Él parpadeó y la siguió con la mirada mientras se deslizaba hacia la puerta, recogiéndose la capa. ¿Tenía que visitar más ciudades en ese día y debía estar de vuelta en Tear esa noche? ¡Realmente las Aes Sedai obraban maravillas!
El silencio se había apoderado de la sala común. No habían hablado en voz baja, e incluso la chica del salterio había dejado de tocar. Todos lo miraban de hito en hito.
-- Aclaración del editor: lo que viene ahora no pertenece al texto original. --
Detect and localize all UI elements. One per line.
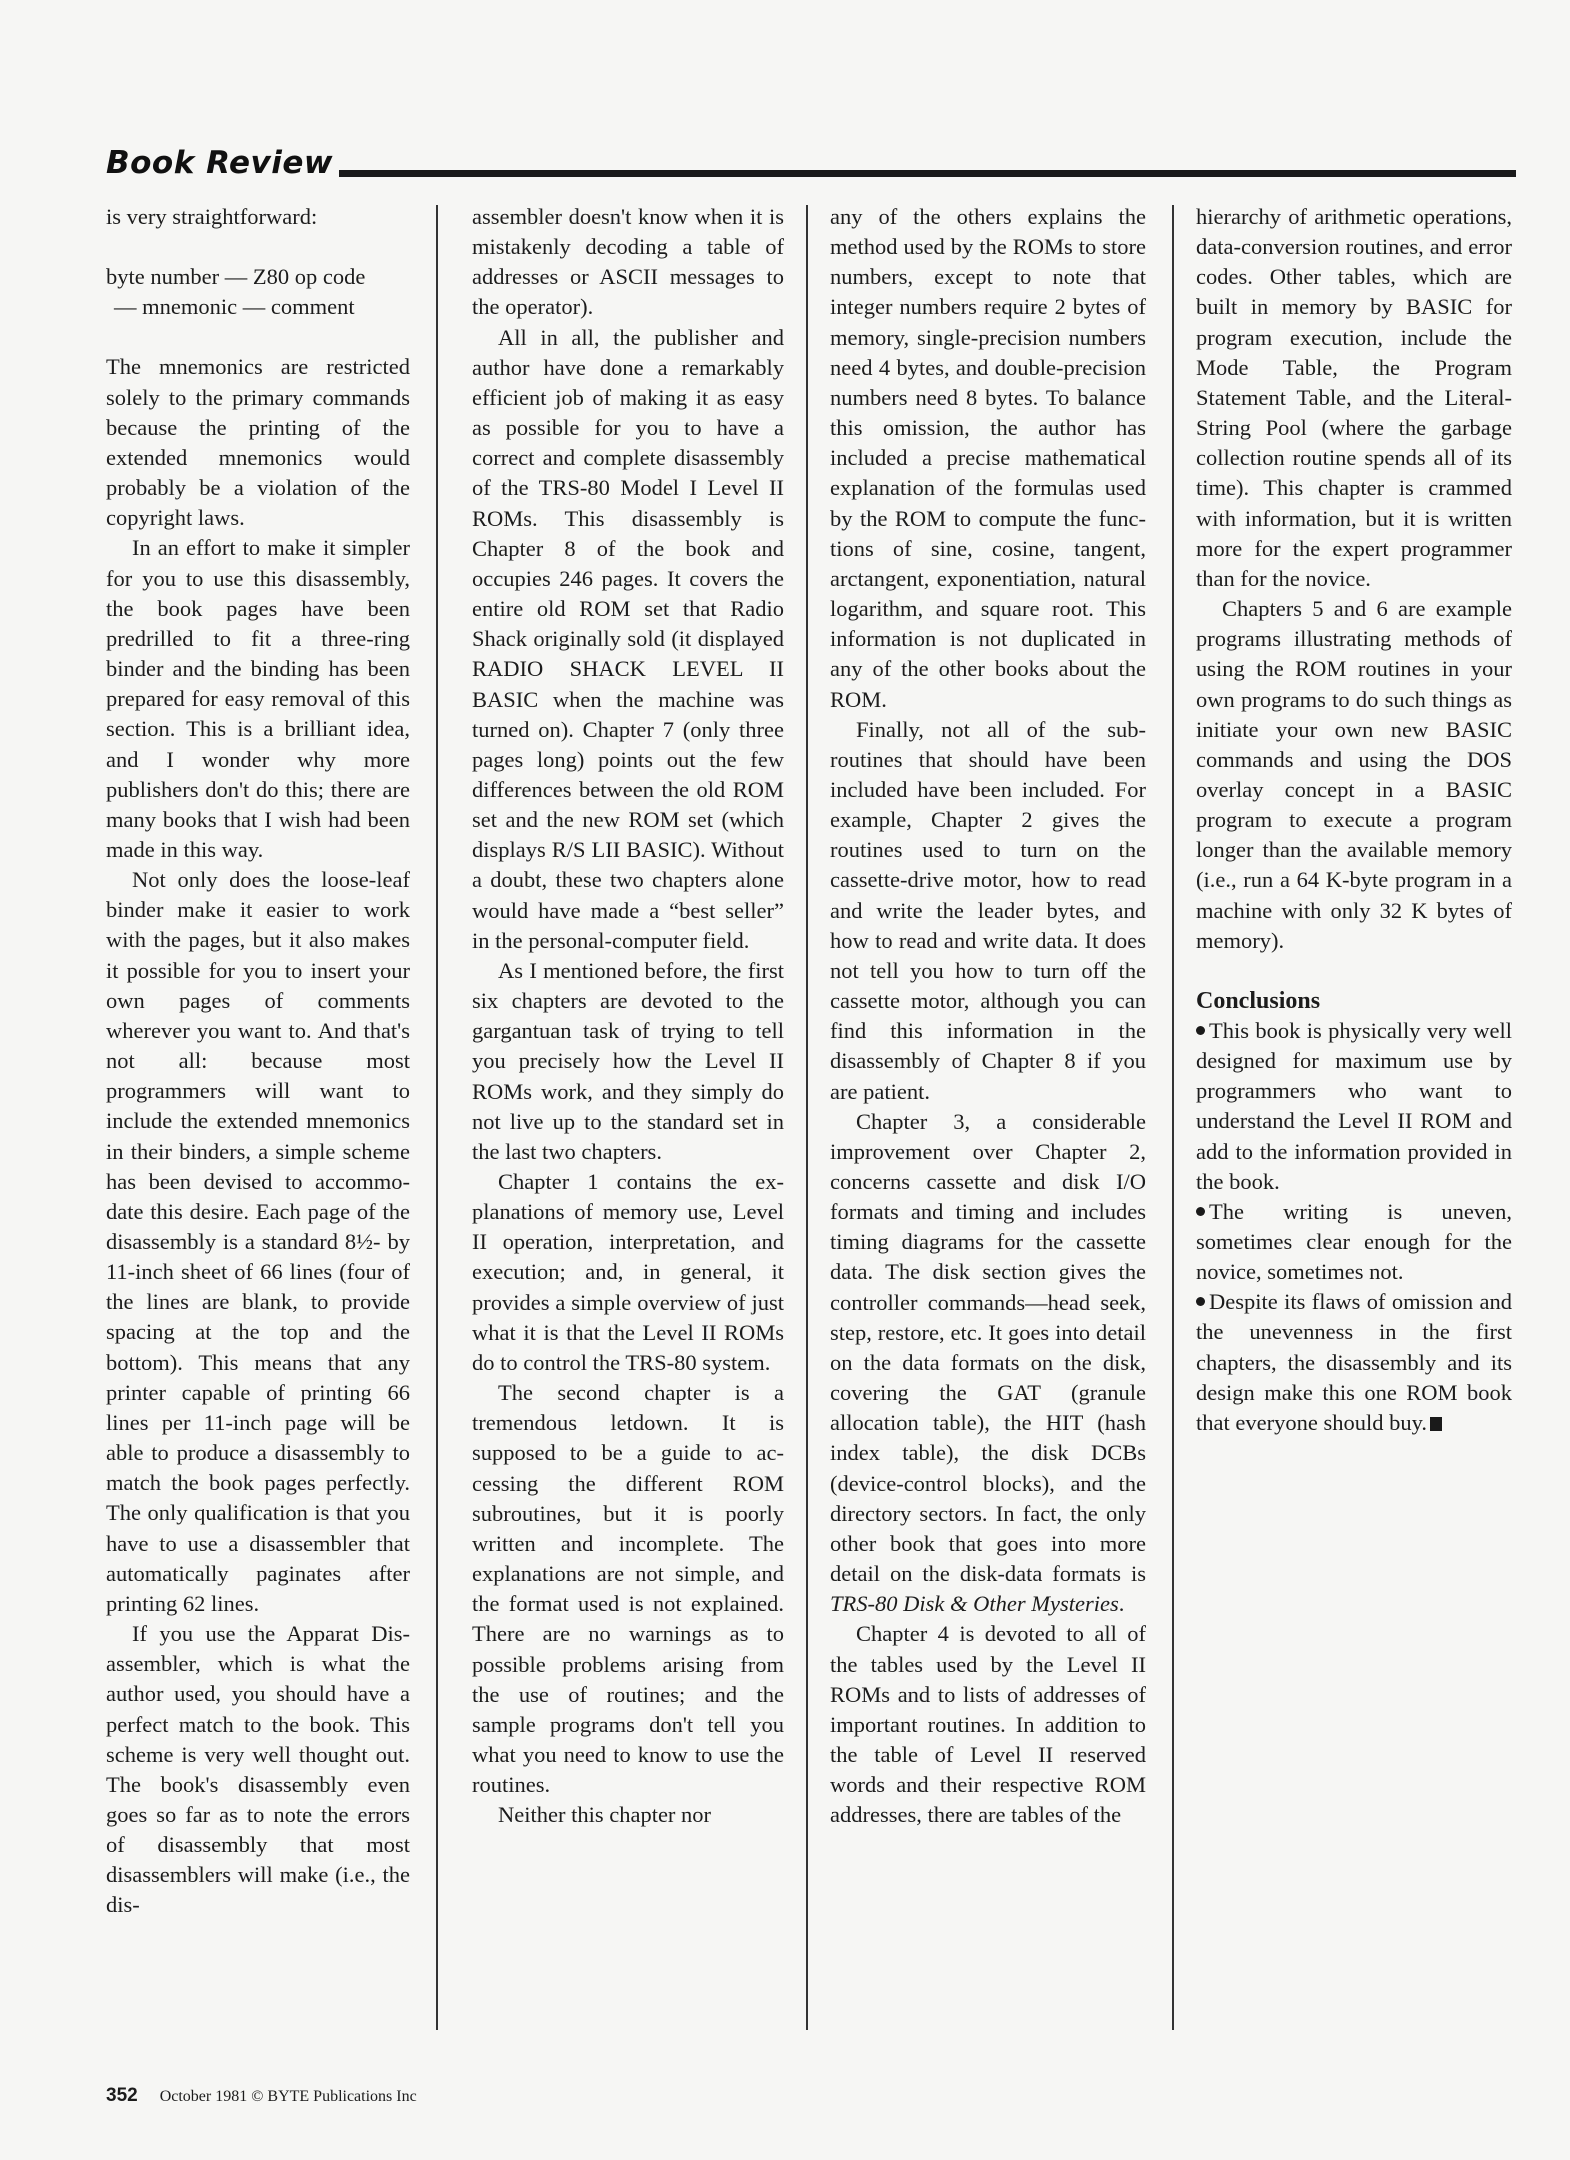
section-title: Book Review [106,146,333,180]
section-header: Book Review [106,140,1516,180]
article-column-2: assembler doesn't know when it is mistak… [472,202,784,1830]
punctuation: . [1119,1591,1125,1616]
paragraph: Chapter 1 contains the ex­planations of … [472,1167,784,1378]
format-line: byte number — Z80 op code [106,262,410,292]
paragraph: any of the others explains the method us… [830,202,1146,715]
column-divider [436,205,438,2030]
paragraph: In an effort to make it simpler for you … [106,533,410,865]
bullet-icon [1196,1297,1205,1306]
article-column-1: is very straightforward: byte number — Z… [106,202,410,1921]
conclusion-bullet: The writing is uneven, sometimes clear e… [1196,1197,1512,1287]
paragraph: is very straightforward: [106,202,410,232]
conclusion-bullet: This book is physically very well design… [1196,1016,1512,1197]
paragraph: Chapters 5 and 6 are exam­ple programs i… [1196,594,1512,956]
paragraph: If you use the Apparat Dis­assembler, wh… [106,1619,410,1921]
format-line: — mnemonic — comment [106,292,410,322]
paragraph: hierarchy of arithmetic oper­ations, dat… [1196,202,1512,594]
paragraph: Neither this chapter nor [472,1800,784,1830]
paragraph: assembler doesn't know when it is mistak… [472,202,784,323]
paragraph: As I mentioned before, the first six cha… [472,956,784,1167]
book-title-reference: TRS-80 Disk & Other Mysteries [830,1591,1119,1616]
paragraph: Chapter 4 is devoted to all of the table… [830,1619,1146,1830]
conclusion-bullet: Despite its flaws of omis­sion and the u… [1196,1287,1512,1438]
page-number: 352 [106,2084,138,2108]
paragraph: Chapter 3, a considerable improvement ov… [830,1107,1146,1620]
issue-line: October 1981 © BYTE Publications Inc [160,2085,417,2109]
article-column-3: any of the others explains the method us… [830,202,1146,1830]
paragraph: The mnemonics are restricted solely to t… [106,352,410,533]
paragraph-text: Chapter 3, a considerable improvement ov… [830,1109,1146,1586]
paragraph: Finally, not all of the sub­routines tha… [830,715,1146,1107]
paragraph: Not only does the loose-leaf binder make… [106,865,410,1619]
paragraph: All in all, the publisher and author hav… [472,323,784,956]
bullet-icon [1196,1026,1205,1035]
column-divider [806,205,808,2030]
bullet-text: The writing is uneven, sometimes clear e… [1196,1199,1512,1284]
column-divider [1172,205,1174,2030]
page-footer: 352 October 1981 © BYTE Publications Inc [106,2084,417,2109]
bullet-text: Despite its flaws of omis­sion and the u… [1196,1289,1512,1435]
end-of-article-icon [1430,1417,1442,1431]
conclusions-heading: Conclusions [1196,986,1512,1016]
paragraph: The second chapter is a tremendous letdo… [472,1378,784,1800]
bullet-icon [1196,1207,1205,1216]
header-rule [339,170,1516,177]
article-column-4: hierarchy of arithmetic oper­ations, dat… [1196,202,1512,1438]
bullet-text: This book is physically very well design… [1196,1018,1512,1194]
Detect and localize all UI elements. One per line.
Los forasteros, en su mayoría, se habían quedado boquiabiertos.
—Bien, Managan, Gorenellin —demandó—, ¿todavía recordáis quiénes sois? ¿Recordáis a vuestros antepasados? ¿Quién cabalgará conmigo hacia el desfiladero de Tarwin?
Por un momento creyó que ninguno de los dos hombres iba a hablar, pero entonces Gorenellin se puso de pie, brillantes los ojos de lágrimas.
—La Grulla Dorada vuela hacia el Tarmon Gai’don —musitó.
—¡La Grulla Dorada vuela hacia el Tarmon Gai’don! —gritó Managan, que se incorporó con tanta precipitación que derribó la silla.
Riendo, Aldragoran se unió a ellos y los tres gritaron a pleno pulmón:
—¡La Grulla Dorada vuela hacia el Tarmon Gai’don!